Do you notice that it’s hard for new composers to get repeat performances of their commissioned works?
Probably, yes. As a new composer, a lot of my work is focused around the 10-minute concert opener. Although that’s good for me because I get to write and I get paid a commission fee, it can be hard to spend so much time on a piece that’s given one performance and then gets locked up in a cupboard somewhere.

But, having said that, one of the features of my music is that I like to recycle it. A lot of sections and ideas appear in other pieces. I might use one piece as a starting point for something else and in that sense I’ve learned to be productive with what I come up with.

I’m also doing a research doctoral degree at the Guild Hall, and one of the things I’m going to talk about is the speed at which people discard one thing and jump onto the next in this day and age. I don’t want to say I rewrite the same pieces but it’s important for me to really get to the core of what I’m writing at that time, so I like the idea of reusing and reappropriating work.

Do you remember the first thing you wrote?
Yes, it was a piece for string quartet based on Eritrean tribal music – I’m half Eritrean. I remember hearing the music and thinking it was so cool. I really wanted to know what it would sound like if I rewrote it for strings. It was my first endeavour to interpret what was in my head and I haven’t stopped since then really.

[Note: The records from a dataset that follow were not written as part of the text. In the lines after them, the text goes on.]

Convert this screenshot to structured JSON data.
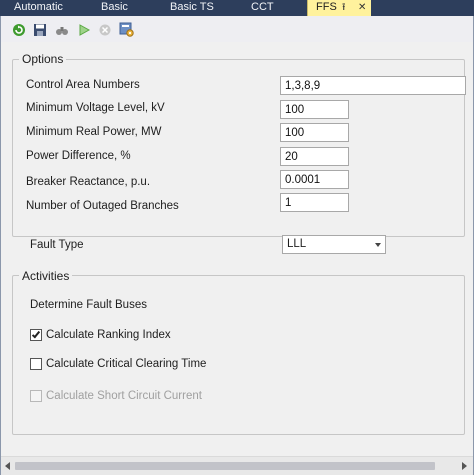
{
  "tabs": [
    {
      "label": "Automatic"
    },
    {
      "label": "Basic"
    },
    {
      "label": "Basic TS"
    },
    {
      "label": "CCT"
    },
    {
      "label": "FFS"
    }
  ],
  "tab_controls": {
    "pin": "⭱",
    "close": "✕"
  },
  "toolbar": {
    "icons": [
      "refresh-icon",
      "save-icon",
      "binoculars-icon",
      "run-icon",
      "stop-icon",
      "settings-icon"
    ]
  },
  "options": {
    "title": "Options",
    "fields": [
      {
        "label": "Control Area Numbers",
        "value": "1,3,8,9"
      },
      {
        "label": "Minimum Voltage Level, kV",
        "value": "100"
      },
      {
        "label": "Minimum Real Power, MW",
        "value": "100"
      },
      {
        "label": "Power Difference, %",
        "value": "20"
      },
      {
        "label": "Breaker Reactance, p.u.",
        "value": "0.0001"
      },
      {
        "label": "Number of Outaged Branches",
        "value": "1"
      }
    ]
  },
  "fault_type": {
    "label": "Fault Type",
    "value": "LLL"
  },
  "activities": {
    "title": "Activities",
    "heading": "Determine Fault Buses",
    "checks": [
      {
        "label": "Calculate Ranking Index",
        "checked": true,
        "enabled": true
      },
      {
        "label": "Calculate Critical Clearing Time",
        "checked": false,
        "enabled": true
      },
      {
        "label": "Calculate Short Circuit Current",
        "checked": false,
        "enabled": false
      }
    ]
  },
  "colors": {
    "tabbar": "#2d3e5c",
    "active_tab": "#fff29d",
    "panel": "#f0f0f0"
  }
}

What are your main influences? Does your musical background play much into what you write?
I suppose you’d expect my background in violin to influence my music but it doesn’t really. Although I’ve worked a lot with string players, cellists in particular. I have my favourite composers though, like Bach and Stravinsky. I’m very fond of the British school of composers like Colin Matthews, Olivier Messiaen, and my teachers, Gary Carpenter, David Horn and Julian Anderson, who have also been a big influence. It’s a big medley of sounds that have influenced me in different ways.

What are you working on at the minute?
I’ve just finished a piece for quartet that was premiered at Kings Place on 3 November for Ensemble Matisse. I’m also writing a piece that will be premiered at Spitalfields, for part of the Orgelbuchlein series, which is completing Bach’s set of organ works that were supposed to be played at services throughout the whole year. He only completed about a third of the pieces so this project is getting composers to complete it.